When is some manufacturer is going to realise that most of us have busy lives and want a product that is very quick to learn to use well with good results?
Here's one: make a video & audio recorder with auto everything (sound levels & clipping limiter or whatever it's called) which has equally good quality in audio & video (say CD audio & HD video). Maybe make in 2 parts so the video cam can be placed further away but connected by simple cable. Audio & video record (wav file onto SD card). Controls limited to "record, play, pause, stop, rewind, rewind to start of track, fast forward equivalents, delete track". Display on recorder shows track number, timer. A few minor other features maybe (headphone socket etc). Perhaps one "advanced" button that aspiring sound engineers can explore but I won't.

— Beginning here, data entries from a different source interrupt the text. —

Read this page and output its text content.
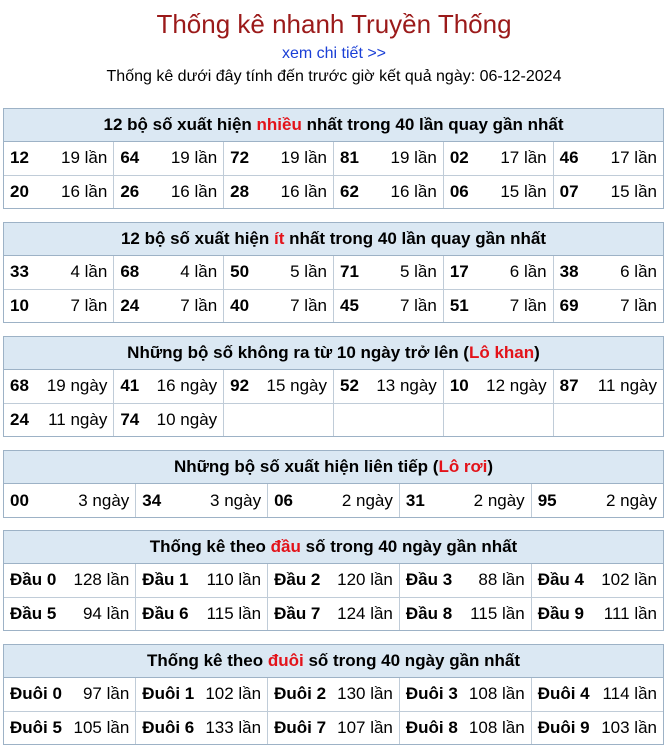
Thống kê nhanh Truyền Thống
xem chi tiết >>
Thống kê dưới đây tính đến trước giờ kết quả ngày: 06-12-2024
12 bộ số xuất hiện nhiều nhất trong 40 lần quay gần nhất
12 19 lần	64 19 lần	72 19 lần	81 19 lần	02 17 lần	46 17 lần

20 16 lần	26 16 lần	28 16 lần	62 16 lần	06 15 lần	07 15 lần
12 bộ số xuất hiện ít nhất trong 40 lần quay gần nhất
33 4 lần	68 4 lần	50 5 lần	71 5 lần	17 6 lần	38 6 lần

10 7 lần	24 7 lần	40 7 lần	45 7 lần	51 7 lần	69 7 lần
Những bộ số không ra từ 10 ngày trở lên (Lô khan)
68 19 ngày	41 16 ngày	92 15 ngày	52 13 ngày	10 12 ngày	87 11 ngày

24 11 ngày	74 10 ngày				

Những bộ số xuất hiện liên tiếp (Lô rơi)
00	3 ngày	34	3 ngày	06	2 ngày	31	2 ngày	95	2 ngày
Thống kê theo đầu số trong 40 ngày gần nhất
Đầu 0 128 lần	Đầu 1 110 lần	Đầu 2 120 lần	Đầu 3 88 lần	Đầu 4 102 lần

Đầu 5 94 lần	Đầu 6 115 lần	Đầu 7 124 lần	Đầu 8 115 lần	Đầu 9 111 lần
Thống kê theo đuôi số trong 40 ngày gần nhất
Đuôi 0 97 lần	Đuôi 1 102 lần	Đuôi 2 130 lần	Đuôi 3 108 lần	Đuôi 4 114 lần

Đuôi 5 105 lần	Đuôi 6 133 lần	Đuôi 7 107 lần	Đuôi 8 108 lần	Đuôi 9 103 lần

I have a Tascam DR40 which is more complicated than it needs to be, 2 very good video capable cameras, good audio & adequate video software. I know they are capable of good amateur quality but they all take too long to set up & work out how to use (I use them rarely and have to re-learn how to do it all every time I do it, especially synching audio & video).
The school-used Coomber cd recorders are quite easy to use but not video (unless they have a new product).
And no, I don't want a £1000 i-phone. Something for about £200-300 that will do the job as close to I describe (very easily) is what I and I'm convinced thousands of musicians want - for musicians who want to spend time playing music (& occasionally recording for pupils / YouTube etc) not spending bloody hours / weeks trying to set up & use the stupidly complicated devil machines of modern day!
@ Konstantin, for a home recording, this sounds great!rojarosguitar wrote: ↑Fri Feb 09, 2018 7:08 amKonstantin, very nice playing first of all.
You have a very nice and light touch!
As to the sound, it is difficult to tell, as the sound file is clearly processed, but we don't know how (in any case I hear some reverb, unless you have recorded in a really big lively room).